After all, it is President Clinton and his financial lieutenants, Robert Rubin and Larry Summers, who preside over the death of Glass-Steagall, the original sin that precipitates all the later shenanigans. It is also they who work to keep prescient regulators like Brooksley Born from sounding the alarm. And, after the house of cards has collapsed in 2008, and President Obama steps up to the plate promising “change we can believe in,” who does he pull out of the bullpen to lead us but…the irrepressibly porcine Larry Summers and Tim Geithner, the Chair of the New York Fed? Meet the new boss, same as the old boss. (But remember, folks, Obama is really an anti-business socialist.)

What goes for the US government goes for the academy as well. As Ferguson shows, Milton Friedman aficionadoes and Reagan/Bush policy guys like Marty Feldstein of Harvard and Glenn Hubbard of Columbia, who now find themselves atop prestigious Ivy League economics departments, are all too happy to give an academic imprimatur to bad bankster behavior, as long as they see a piece of the cut. (Nobody gets it worse than Columbia prof and former Fed governor Frederic Mishkin, who appears here to have walked into a battle of wits completely unarmed.)

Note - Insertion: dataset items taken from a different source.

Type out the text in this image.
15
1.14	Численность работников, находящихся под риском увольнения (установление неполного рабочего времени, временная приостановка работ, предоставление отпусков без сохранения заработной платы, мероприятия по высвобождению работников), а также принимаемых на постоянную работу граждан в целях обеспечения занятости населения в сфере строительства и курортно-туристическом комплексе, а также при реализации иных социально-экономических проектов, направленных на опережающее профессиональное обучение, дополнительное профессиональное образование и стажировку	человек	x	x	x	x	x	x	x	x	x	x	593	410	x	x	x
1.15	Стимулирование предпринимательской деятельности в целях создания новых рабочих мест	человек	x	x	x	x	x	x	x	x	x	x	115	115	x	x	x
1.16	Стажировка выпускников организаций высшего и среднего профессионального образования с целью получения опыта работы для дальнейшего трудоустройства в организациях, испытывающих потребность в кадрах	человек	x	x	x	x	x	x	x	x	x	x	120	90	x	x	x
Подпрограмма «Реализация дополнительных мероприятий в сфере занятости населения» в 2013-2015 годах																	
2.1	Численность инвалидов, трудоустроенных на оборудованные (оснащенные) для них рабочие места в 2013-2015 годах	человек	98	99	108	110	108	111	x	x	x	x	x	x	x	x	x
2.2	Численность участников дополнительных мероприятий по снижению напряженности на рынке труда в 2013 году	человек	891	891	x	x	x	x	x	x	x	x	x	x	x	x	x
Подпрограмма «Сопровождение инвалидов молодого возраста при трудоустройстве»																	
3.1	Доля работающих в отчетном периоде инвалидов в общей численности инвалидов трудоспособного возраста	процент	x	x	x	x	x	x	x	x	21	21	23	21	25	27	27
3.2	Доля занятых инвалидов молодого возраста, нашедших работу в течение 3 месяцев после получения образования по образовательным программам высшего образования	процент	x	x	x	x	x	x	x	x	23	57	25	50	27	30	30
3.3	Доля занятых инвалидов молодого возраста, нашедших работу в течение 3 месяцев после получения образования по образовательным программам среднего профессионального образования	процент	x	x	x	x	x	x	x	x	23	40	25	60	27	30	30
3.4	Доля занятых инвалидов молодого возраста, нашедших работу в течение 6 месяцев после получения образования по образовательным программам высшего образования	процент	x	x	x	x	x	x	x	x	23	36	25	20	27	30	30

In the meantime, Ferguson fleshes out the documentary with related vignettes on the financial crisis and those who brought us low — some work, some don’t. The movie begins with the cautionary tale of Iceland, about as pure a real-time case study into the abysmal failures of deregulation as you can ask for. (If that doesn’t do ya, try Ireland.) But the film ends as badly as it starts well, with an overheated monologue about the way forward, cut to swelling music and images of the Statue of Liberty — a cliche that serves to dissipate much of the pent-up anger of the last 90 minutes. (Perhaps Inside Job should’ve used the lightning strike.)

What’s more, at times Ferguson seems to try too hard to frame guilty men, and never more so than when he has a former psychiatrist-to-the-bankster-stars opine about cocaine abuse and prostitution all over the Street. Sure, it’s unsavory, and I see the ultimate point here — that these petty crimes could’ve been used to flip the lower-level traders if anyone had had tried to bring a RICO case against these jokers. But this sort of bad behavior, however frat-tastically douchey, is extraneous to the real crime at hand, and it seems really out of place when you’re using fallen crusader Elliot Spitzer as a witness for the prosecution.)

Still, overall, Inside Job is a very solid documentary that manages to capture its elusive quarry, and in a better world it would result in more serious consequences for the banksters who put us in this mess. Make no mistake — this is a crime story. As Massachusetts rep Michael Capuano observes in the trailer, and as Woody Guthrie put it many moons ago, “some rob you with a six-gun, and some with a fountain pen.” Thing is, when Pretty Boy Floyd or John Dillinger robbed banks back in the day, they got shot. When the banks rob you…well, that’s apparently another thing entirely.